**Summary**: Between May 13th at 6PM PST [1] and May 14th at 6PM PST, the bastion host (which allows administrative access to the cluster) stopped responding. The `admin` tier also connects through the bastion in order to perform tasks on cluster hosts (backups, restarts, other provisioning). These tasks hung in the queue indefinitely, failing to complete and stopping some other completable tasks (sending invite/reset email) from completing. Access to instances was not affected, other than being unable to perform password resets.
To resolve this issue, I provisioned a new bastion host and restarted the daemons. This worked as designed, and the task queue completed successfully once the issue was resolved.
**Problems**: Briefly:
- (T8204) The bastion host shouldn't have stopped responding.
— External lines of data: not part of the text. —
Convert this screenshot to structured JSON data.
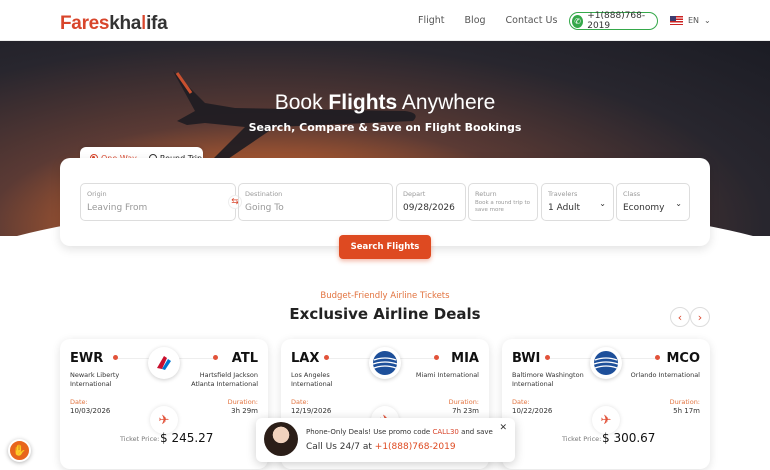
{
  "brand": {
    "logo_part1": "Fares",
    "logo_part2": "kha",
    "logo_part3": "ifa"
  },
  "nav": {
    "links": [
      "Flight",
      "Blog",
      "Contact Us"
    ],
    "phone": "+1(888)768-2019",
    "lang": "EN"
  },
  "hero": {
    "title_pre": "Book ",
    "title_bold": "Flights",
    "title_post": " Anywhere",
    "subtitle": "Search, Compare & Save on Flight Bookings"
  },
  "trip": {
    "one_way": "One Way",
    "round_trip": "Round Trip",
    "selected": "one_way"
  },
  "search": {
    "origin": {
      "label": "Origin",
      "placeholder": "Leaving From"
    },
    "destination": {
      "label": "Destination",
      "placeholder": "Going To"
    },
    "depart": {
      "label": "Depart",
      "value": "09/28/2026"
    },
    "return": {
      "label": "Return",
      "hint": "Book a round trip to save more"
    },
    "travelers": {
      "label": "Travelers",
      "value": "1 Adult"
    },
    "class": {
      "label": "Class",
      "value": "Economy"
    },
    "button": "Search Flights"
  },
  "deals": {
    "kicker": "Budget-Friendly Airline Tickets",
    "heading": "Exclusive Airline Deals",
    "date_label": "Date:",
    "duration_label": "Duration:",
    "price_label": "Ticket Price:",
    "items": [
      {
        "from": "EWR",
        "from_name": "Newark Liberty International",
        "to": "ATL",
        "to_name": "Hartsfield Jackson Atlanta International",
        "date": "10/03/2026",
        "duration": "3h 29m",
        "price": "$ 245.27",
        "airline_icon": "american-airlines-logo"
      },
      {
        "from": "LAX",
        "from_name": "Los Angeles International",
        "to": "MIA",
        "to_name": "Miami International",
        "date": "12/19/2026",
        "duration": "7h 23m",
        "price": "",
        "airline_icon": "united-airlines-logo"
      },
      {
        "from": "BWI",
        "from_name": "Baltimore Washington International",
        "to": "MCO",
        "to_name": "Orlando International",
        "date": "10/22/2026",
        "duration": "5h 17m",
        "price": "$ 300.67",
        "airline_icon": "united-airlines-logo"
      }
    ]
  },
  "toast": {
    "line1_pre": "Phone-Only Deals! Use promo code ",
    "promo": "CALL30",
    "line1_post": " and save",
    "line2_pre": "Call Us 24/7 at ",
    "phone": "+1(888)768-2019"
  },
  "colors": {
    "accent": "#de4a21",
    "green": "#35a84a"
  }
}
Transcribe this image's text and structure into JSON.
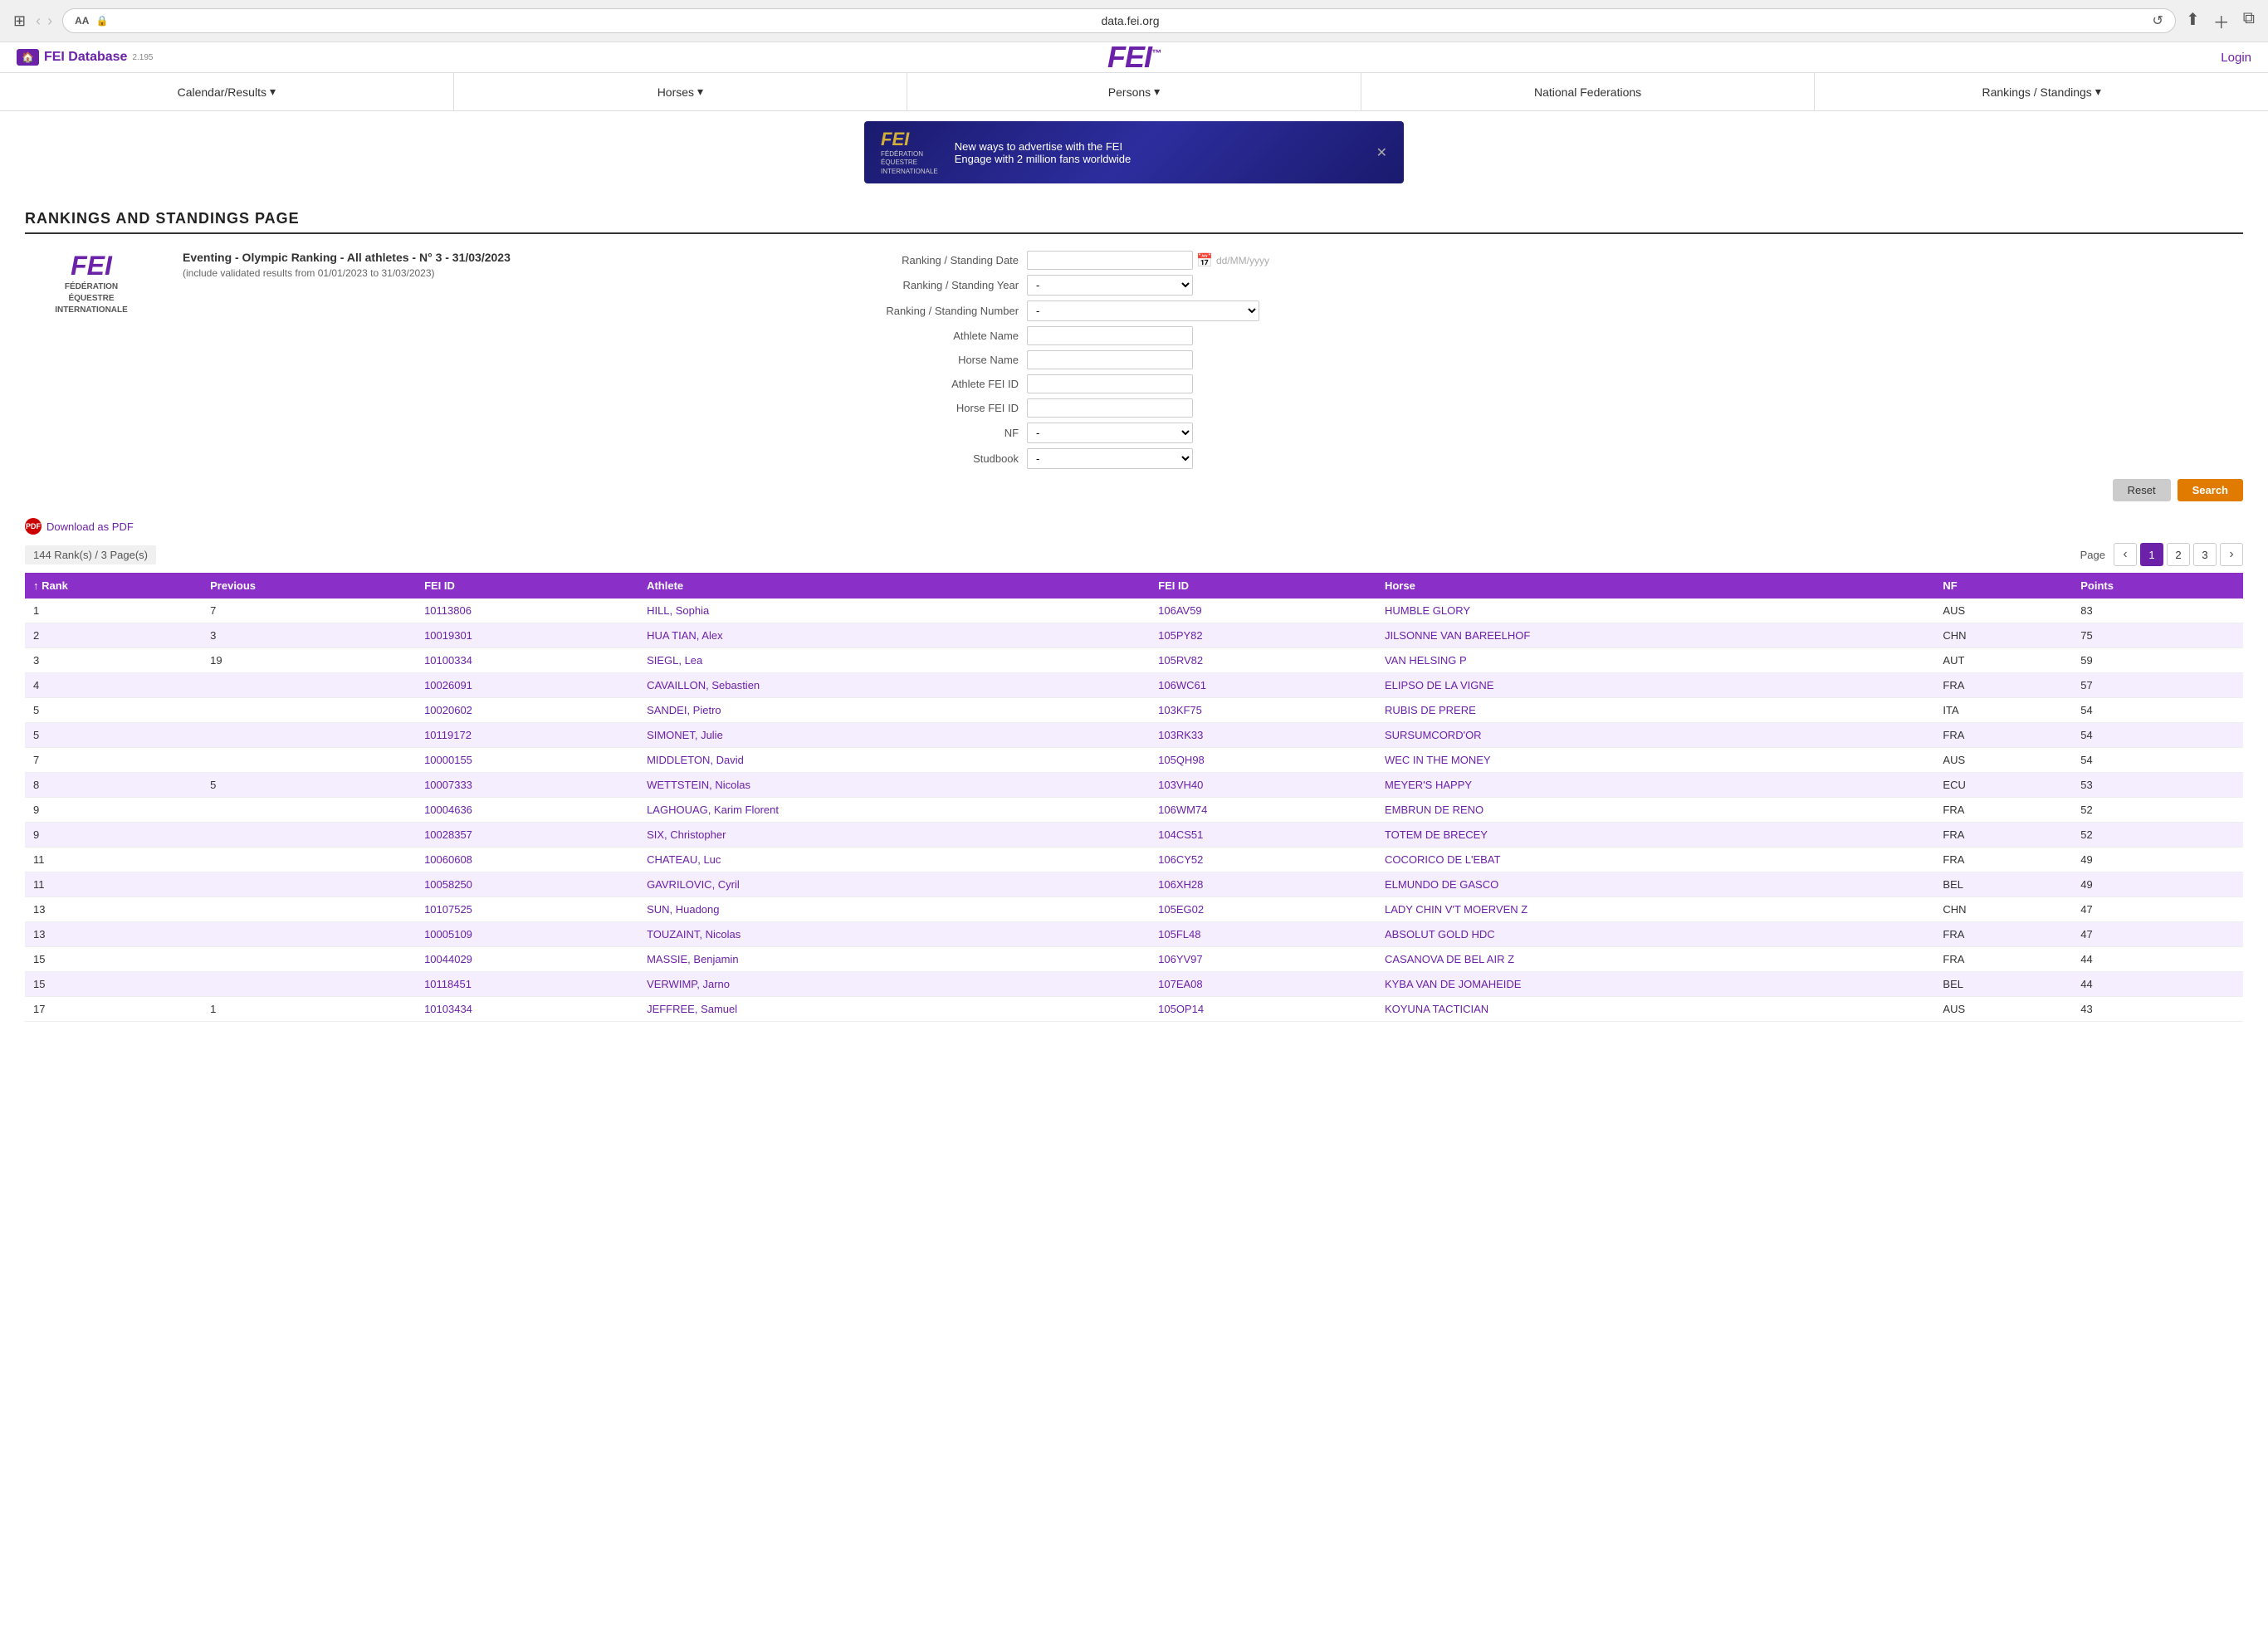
{
  "browser": {
    "aa_label": "AA",
    "url": "data.fei.org",
    "lock_icon": "🔒",
    "reload_icon": "↺"
  },
  "site": {
    "db_label": "FEI Database",
    "version": "2.195",
    "logo_text": "FEI",
    "logo_tm": "™",
    "login_label": "Login"
  },
  "nav": {
    "items": [
      {
        "label": "Calendar/Results",
        "has_dropdown": true
      },
      {
        "label": "Horses",
        "has_dropdown": true
      },
      {
        "label": "Persons",
        "has_dropdown": true
      },
      {
        "label": "National Federations",
        "has_dropdown": false
      },
      {
        "label": "Rankings / Standings",
        "has_dropdown": true
      }
    ]
  },
  "banner": {
    "logo": "FEI",
    "org_name": "FÉDÉRATION\nÉQUESTRE\nINTERNATIONALE",
    "headline": "New ways to advertise with the FEI",
    "subline": "Engage with 2 million fans worldwide"
  },
  "page_title": "RANKINGS AND STANDINGS PAGE",
  "ranking_info": {
    "title": "Eventing - Olympic Ranking - All athletes - N° 3 - 31/03/2023",
    "subtitle": "(include validated results from 01/01/2023 to 31/03/2023)"
  },
  "filter": {
    "ranking_date_label": "Ranking / Standing Date",
    "ranking_date_placeholder": "dd/MM/yyyy",
    "ranking_year_label": "Ranking / Standing Year",
    "ranking_number_label": "Ranking / Standing Number",
    "athlete_name_label": "Athlete Name",
    "horse_name_label": "Horse Name",
    "athlete_fei_id_label": "Athlete FEI ID",
    "horse_fei_id_label": "Horse FEI ID",
    "nf_label": "NF",
    "studbook_label": "Studbook",
    "reset_label": "Reset",
    "search_label": "Search"
  },
  "logo": {
    "text": "FEI",
    "org_line1": "FÉDÉRATION",
    "org_line2": "ÉQUESTRE",
    "org_line3": "INTERNATIONALE"
  },
  "download": {
    "label": "Download as PDF"
  },
  "pagination": {
    "record_count": "144 Rank(s) / 3 Page(s)",
    "page_label": "Page",
    "current_page": 1,
    "pages": [
      1,
      2,
      3
    ]
  },
  "table": {
    "columns": [
      "Rank",
      "Previous",
      "FEI ID",
      "Athlete",
      "FEI ID",
      "Horse",
      "NF",
      "Points"
    ],
    "rows": [
      {
        "rank": "1",
        "previous": "7",
        "fei_id_athlete": "10113806",
        "athlete": "HILL, Sophia",
        "fei_id_horse": "106AV59",
        "horse": "HUMBLE GLORY",
        "nf": "AUS",
        "points": "83"
      },
      {
        "rank": "2",
        "previous": "3",
        "fei_id_athlete": "10019301",
        "athlete": "HUA TIAN, Alex",
        "fei_id_horse": "105PY82",
        "horse": "JILSONNE VAN BAREELHOF",
        "nf": "CHN",
        "points": "75"
      },
      {
        "rank": "3",
        "previous": "19",
        "fei_id_athlete": "10100334",
        "athlete": "SIEGL, Lea",
        "fei_id_horse": "105RV82",
        "horse": "VAN HELSING P",
        "nf": "AUT",
        "points": "59"
      },
      {
        "rank": "4",
        "previous": "",
        "fei_id_athlete": "10026091",
        "athlete": "CAVAILLON, Sebastien",
        "fei_id_horse": "106WC61",
        "horse": "ELIPSO DE LA VIGNE",
        "nf": "FRA",
        "points": "57"
      },
      {
        "rank": "5",
        "previous": "",
        "fei_id_athlete": "10020602",
        "athlete": "SANDEI, Pietro",
        "fei_id_horse": "103KF75",
        "horse": "RUBIS DE PRERE",
        "nf": "ITA",
        "points": "54"
      },
      {
        "rank": "5",
        "previous": "",
        "fei_id_athlete": "10119172",
        "athlete": "SIMONET, Julie",
        "fei_id_horse": "103RK33",
        "horse": "SURSUMCORD'OR",
        "nf": "FRA",
        "points": "54"
      },
      {
        "rank": "7",
        "previous": "",
        "fei_id_athlete": "10000155",
        "athlete": "MIDDLETON, David",
        "fei_id_horse": "105QH98",
        "horse": "WEC IN THE MONEY",
        "nf": "AUS",
        "points": "54"
      },
      {
        "rank": "8",
        "previous": "5",
        "fei_id_athlete": "10007333",
        "athlete": "WETTSTEIN, Nicolas",
        "fei_id_horse": "103VH40",
        "horse": "MEYER'S HAPPY",
        "nf": "ECU",
        "points": "53"
      },
      {
        "rank": "9",
        "previous": "",
        "fei_id_athlete": "10004636",
        "athlete": "LAGHOUAG, Karim Florent",
        "fei_id_horse": "106WM74",
        "horse": "EMBRUN DE RENO",
        "nf": "FRA",
        "points": "52"
      },
      {
        "rank": "9",
        "previous": "",
        "fei_id_athlete": "10028357",
        "athlete": "SIX, Christopher",
        "fei_id_horse": "104CS51",
        "horse": "TOTEM DE BRECEY",
        "nf": "FRA",
        "points": "52"
      },
      {
        "rank": "11",
        "previous": "",
        "fei_id_athlete": "10060608",
        "athlete": "CHATEAU, Luc",
        "fei_id_horse": "106CY52",
        "horse": "COCORICO DE L'EBAT",
        "nf": "FRA",
        "points": "49"
      },
      {
        "rank": "11",
        "previous": "",
        "fei_id_athlete": "10058250",
        "athlete": "GAVRILOVIC, Cyril",
        "fei_id_horse": "106XH28",
        "horse": "ELMUNDO DE GASCO",
        "nf": "BEL",
        "points": "49"
      },
      {
        "rank": "13",
        "previous": "",
        "fei_id_athlete": "10107525",
        "athlete": "SUN, Huadong",
        "fei_id_horse": "105EG02",
        "horse": "LADY CHIN V'T MOERVEN Z",
        "nf": "CHN",
        "points": "47"
      },
      {
        "rank": "13",
        "previous": "",
        "fei_id_athlete": "10005109",
        "athlete": "TOUZAINT, Nicolas",
        "fei_id_horse": "105FL48",
        "horse": "ABSOLUT GOLD HDC",
        "nf": "FRA",
        "points": "47"
      },
      {
        "rank": "15",
        "previous": "",
        "fei_id_athlete": "10044029",
        "athlete": "MASSIE, Benjamin",
        "fei_id_horse": "106YV97",
        "horse": "CASANOVA DE BEL AIR Z",
        "nf": "FRA",
        "points": "44"
      },
      {
        "rank": "15",
        "previous": "",
        "fei_id_athlete": "10118451",
        "athlete": "VERWIMP, Jarno",
        "fei_id_horse": "107EA08",
        "horse": "KYBA VAN DE JOMAHEIDE",
        "nf": "BEL",
        "points": "44"
      },
      {
        "rank": "17",
        "previous": "1",
        "fei_id_athlete": "10103434",
        "athlete": "JEFFREE, Samuel",
        "fei_id_horse": "105OP14",
        "horse": "KOYUNA TACTICIAN",
        "nf": "AUS",
        "points": "43"
      }
    ]
  }
}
- (T8206) Provisioning a new bastion host took way too long (about 55 minutes).
- (T8205) We should see if we can reduce the impact of the bastion hanging.
**Bastion Host Stopped**: See T8204. The bastion was a `micro` instance, and this is now the third (maybe fourth?) micro instance I've seen that abruptly stopped responding to any traffic. In particular, the server accepts connections and then hangs indefinitely. From the AWS console, these hosts continue to report that they're healthy/reachable, have no CPU usage, have plenty of free CPU credits, etc, so I don't believe this is a throttling issue (and my expectation is that throttling degrades performance, rather than stopping the instance entirely). The bastion host had no appreciable workload.
Restarting the instance from the console also failed, although the console started reporting a health check failure some time after I performed the restart.
I've found some other references to similar problems by Googling, but nothing as concrete or high-impact as what I've experienced -- I think I have yet to have a `micro` instance make it for more than about 6 months with any interesting or useful workload without running into an abrupt total instance failure.
Since these failures aren't predictable or reproducible and the hosts aren't reachable after a failure occurs, I don't know how we'd go about fixing, anticipating or preventing them.
To move forward, I plan to stop using `micro` hosts in any role in the cluster. We currently have `micro` hosts deployed in `bastion` and `vault` roles (both of these roles have no meaningful workload and just proxy SSH connections).
I'll move the `bastion` to less-haunted hardware immediately and move `vault` once I'm confident the other changes here are stable.
**Provisioning**: See T8206. It took me about 55 minutes to get from identifying the bastion failure to resolving the issue. Some problems I encountered along the way:
- Bastion account provisioning is not a stateful effect of deployment. This was the major issue, and meant that I spent a lot of time rebuilding accounts on the new bastion. Currently, access to the bastion is authorized per-account with `bin/remote authorize`. In retrospect, this is an architectural mistake; instead, the authorized account state should be encoded in the deployment process and newly deployed bastions should come up with the right authorizations. We're consistent about this approach with most other aspects of cluster deployment.
- Because I knew provisioning was not stateful for account access and redeployment might be involved, I wasted time trying to revive the bastion. I should have started cycling it immediately once I had good confidence that the host was the issue. Generally, I think it's right to have a strong bias toward swapping hardware, and we should work to remove or avoid concerns which make this course of action less attractive.
- Bastion deployment encountered a minor issue with the interaction between deployment steps. This should have been caught and resolved at an earlier time, not during a cluster incident.
- Swapping bastions relies on two DNS records which had 300s TTLs. One was inconvenient to rebind.
- Doing this kind of work in the EC2 console is slow, particularly because you can't have two windows open at the same time or it logs you out (one with Route 53, one with EC2, so you can copy IP addresses from one to the other).
To resolve these issues, I plan to: make authorization part of deployment state; change deployment procedure to deploy the bastion regularly (we should automatically deploy all services regularly soon, but this may be premature); and adjust DNS to better anticipate this situation.
**Impact Reduction**: See T8205. Major issue here is that `backup` tasks (and other similar tasks which route through the bastion) don't have any timeouts, so they gummed up the queue when they started hanging indefinitely.
- We could put some time limit on them, but eventually large instances may legitimately take a long time to back up.
- We could try using the SSH `ConnectTimeout`, but I'm not sure this would have fixed things (hosts in this failure state might be accepting connections and then hanging indefinitely, so they'd never hit the ConnectTimeout). I'm not sure I can reproduce the issue in order to test it, either.
- We could require active health checks during long-running commands, but this is a bit complicated.
- We can generally increase queue visibility.
I don't have a specific plan for what I want to do here yet and need to look at the options a bit more.
[1] It is likely that this failure was much closer to the end of the range than the beginning, it's just somewhat hard to pin down from logs. See T7338 for general monitoring.